As a Pilates and yoga instructor, I know of plenty of abdominal moves to strengthen your core. Since the dreaded muffin top is often an area people complain about, I try to incorporate plenty of ab work in my exercise routines. After all, looks aside, a strong core helps protect your back, improves your posture and makes other bodyweight moves easier. Crunches are one of the most common ab exercises people attempt in order to define their core and flatten their bellies. But do crunches actually work? Can they effectively strengthen your core and define your abs? Are crunches really worth your time?
I’ll admit, crunches have gotten a bit of a bad rap over the years, mainly because so many people perform them incorrectly. Not only that, but if you’re not eating a clean diet or fitting in any cardio, no amount of crunches can “spot reduce” belly fat by itself. You need to lose fat first and then sculpt muscle second.
Related: 5 Exercises You’re Doing Wrong
The truth is, however, when done correctly, abdominal crunches are still one of the BEST moves you can do to build core strength, which will ultimately help define your abs. So let’s take a look at what to consider when performing a crunch, and how you can do it properly to start seeing results.
- Don’t Get Too Comfortable. Ok, this may sound like a joke, but in reality, lying on your back super relaxed when you start a crunch is not ideal. Before you even “crunch” you need to draw in those ab muscles like you’re zipping up a tight pair of jeans. Simply by doing this, which engages your transverse abdominus (those low-ab muscles that we all want to be leaner) you’re already strengthening that core.
- Tilt Your Chin. This is one of the most common mistakes I see when people go to do crunches—they aren’t holding their head and chin in the correct position, which places undue strain on their neck. It’s essential to tilt your chin forward just slightly before you crunch to create what is called the “c-curve” position for your neck. You can check it by placing your balled fist between your chest and chin. If your fist fits, you have the right amount of tilt; this keeps the strain off your neck. Next, place your fingers behind your ears (but keep your palms open) to gently support your head.

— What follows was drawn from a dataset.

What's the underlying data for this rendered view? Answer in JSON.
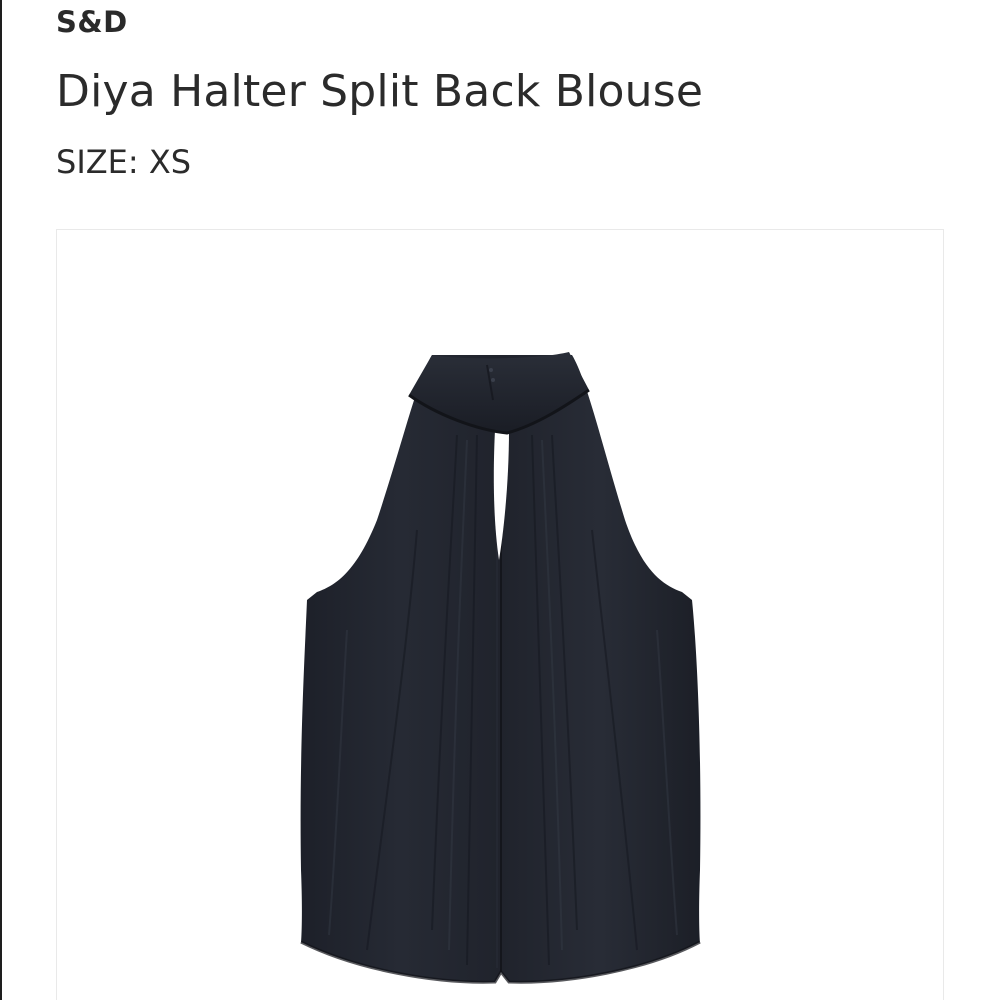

- Don’t Tighten Your Leg Muscles. Avoid straining your legs during the move by keeping them relatively relaxed, feet on the floor with your knees bent. Remember: you should be tightening your tummy, not your legs!
- Breathe and Crunch. With your core engaged, chin tilted, and legs relaxed, take a deep breath in. As you exhale, lift your sternum toward your thigh with control. That’s one crunch! Release half-way back down as you inhale, and continue this pattern of exhaling to lift and inhaling to lower, never lowering completely to the floor each time.
If you perform about 20 reps of the abdominal crunch this way, you should experience muscle fatigue and feel like you’ve gotten a great ab workout. If you start to do your crunches every day, along with a workout routine that contains cardio and HIIT training (and clean eating!) you WILL be on your way to a flat, lean tummy and a strong body.